Published Sept. 20, 2017

Will the real moderate party please stand up?

On the same day that socialist Sen. Bernie Sanders (I-Vt.) introduced his "Medicare for All" health care plan, Sens. Lindsey Graham (R-S.C.) and Bill Cassidy (R-La.) introduced a last-ditch effort to sorta-kinda repeal and replace Obamacare. Despite having zero chance of being passed any time soon, Sanders' bill grabbed the limelight for two reasons.

First, it's a beacon of hope for the demoralized base. As a Rolling Stone headline put it, "Single-Payer Movement Shows: Life After Trump May Not Suck." Second, Sanders got 15 co-sponsors -- including some Democratic senators with presidential ambitions.

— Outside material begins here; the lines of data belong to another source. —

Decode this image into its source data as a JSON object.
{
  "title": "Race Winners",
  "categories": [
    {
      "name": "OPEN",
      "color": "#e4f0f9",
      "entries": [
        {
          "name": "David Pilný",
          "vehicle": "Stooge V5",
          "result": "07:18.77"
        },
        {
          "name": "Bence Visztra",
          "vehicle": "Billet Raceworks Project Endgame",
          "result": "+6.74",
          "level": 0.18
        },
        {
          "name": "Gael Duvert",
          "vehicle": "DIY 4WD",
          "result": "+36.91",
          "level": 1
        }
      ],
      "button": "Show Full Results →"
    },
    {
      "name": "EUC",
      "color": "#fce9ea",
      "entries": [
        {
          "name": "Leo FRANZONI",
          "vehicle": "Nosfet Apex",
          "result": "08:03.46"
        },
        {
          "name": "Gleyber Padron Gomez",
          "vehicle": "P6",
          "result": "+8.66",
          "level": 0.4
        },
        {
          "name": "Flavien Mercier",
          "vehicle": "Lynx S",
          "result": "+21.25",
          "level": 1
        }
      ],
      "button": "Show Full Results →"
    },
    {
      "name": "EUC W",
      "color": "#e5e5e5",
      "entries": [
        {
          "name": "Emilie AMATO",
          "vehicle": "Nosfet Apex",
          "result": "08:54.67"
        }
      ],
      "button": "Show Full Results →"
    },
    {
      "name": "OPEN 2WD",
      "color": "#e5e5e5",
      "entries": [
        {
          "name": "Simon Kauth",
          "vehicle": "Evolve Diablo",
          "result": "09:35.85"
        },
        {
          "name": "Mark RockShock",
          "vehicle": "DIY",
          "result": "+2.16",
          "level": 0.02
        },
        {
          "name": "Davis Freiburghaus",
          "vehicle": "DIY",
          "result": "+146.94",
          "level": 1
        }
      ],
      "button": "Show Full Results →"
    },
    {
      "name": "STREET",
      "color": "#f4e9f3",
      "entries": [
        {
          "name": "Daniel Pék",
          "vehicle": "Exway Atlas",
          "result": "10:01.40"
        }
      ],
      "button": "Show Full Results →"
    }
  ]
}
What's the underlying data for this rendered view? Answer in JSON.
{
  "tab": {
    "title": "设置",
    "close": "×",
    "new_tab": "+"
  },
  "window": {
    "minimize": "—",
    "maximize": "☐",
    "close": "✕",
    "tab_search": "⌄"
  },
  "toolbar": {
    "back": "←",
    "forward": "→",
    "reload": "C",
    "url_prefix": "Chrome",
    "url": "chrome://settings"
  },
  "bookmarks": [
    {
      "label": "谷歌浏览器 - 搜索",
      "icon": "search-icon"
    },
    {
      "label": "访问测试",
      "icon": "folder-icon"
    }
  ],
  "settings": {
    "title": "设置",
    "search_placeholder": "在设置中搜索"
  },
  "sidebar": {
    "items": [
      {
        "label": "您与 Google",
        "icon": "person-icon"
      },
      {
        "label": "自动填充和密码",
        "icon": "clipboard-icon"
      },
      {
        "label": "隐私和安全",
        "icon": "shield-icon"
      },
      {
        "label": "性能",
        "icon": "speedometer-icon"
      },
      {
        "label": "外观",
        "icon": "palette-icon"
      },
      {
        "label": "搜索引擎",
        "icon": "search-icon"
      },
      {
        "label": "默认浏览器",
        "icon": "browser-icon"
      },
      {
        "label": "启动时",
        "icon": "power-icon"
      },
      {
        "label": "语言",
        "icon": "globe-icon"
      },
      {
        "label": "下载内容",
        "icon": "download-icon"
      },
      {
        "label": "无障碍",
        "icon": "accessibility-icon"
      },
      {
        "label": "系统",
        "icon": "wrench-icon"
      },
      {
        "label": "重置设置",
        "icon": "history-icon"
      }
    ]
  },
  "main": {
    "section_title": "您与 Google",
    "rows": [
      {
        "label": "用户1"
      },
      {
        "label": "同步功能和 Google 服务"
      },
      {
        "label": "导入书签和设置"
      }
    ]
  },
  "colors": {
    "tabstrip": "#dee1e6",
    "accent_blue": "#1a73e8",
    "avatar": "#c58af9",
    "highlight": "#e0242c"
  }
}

The fact that so many contenders signed on to a bill that, if enacted, would throw 100 million Americans off their employer-provided health care and cost taxpayers an estimated $32 trillion over a decade revealed just how far to the left the Democratic Party has moved.

And yet, to listen to Democrats and many of the journalists who love them, you'd think it was the Republican proposal that's extreme. "In reality, Graham-Cassidy is the opposite of moderate," New York Times columnist Paul Krugman pronounced. "It contains, in exaggerated and almost caricature form, all the elements that made previous Republican proposals so cruel and destructive."


The news section of the Times was more even-handed: "Medicare for All or State Control: Health Care Plans Go to Extremes."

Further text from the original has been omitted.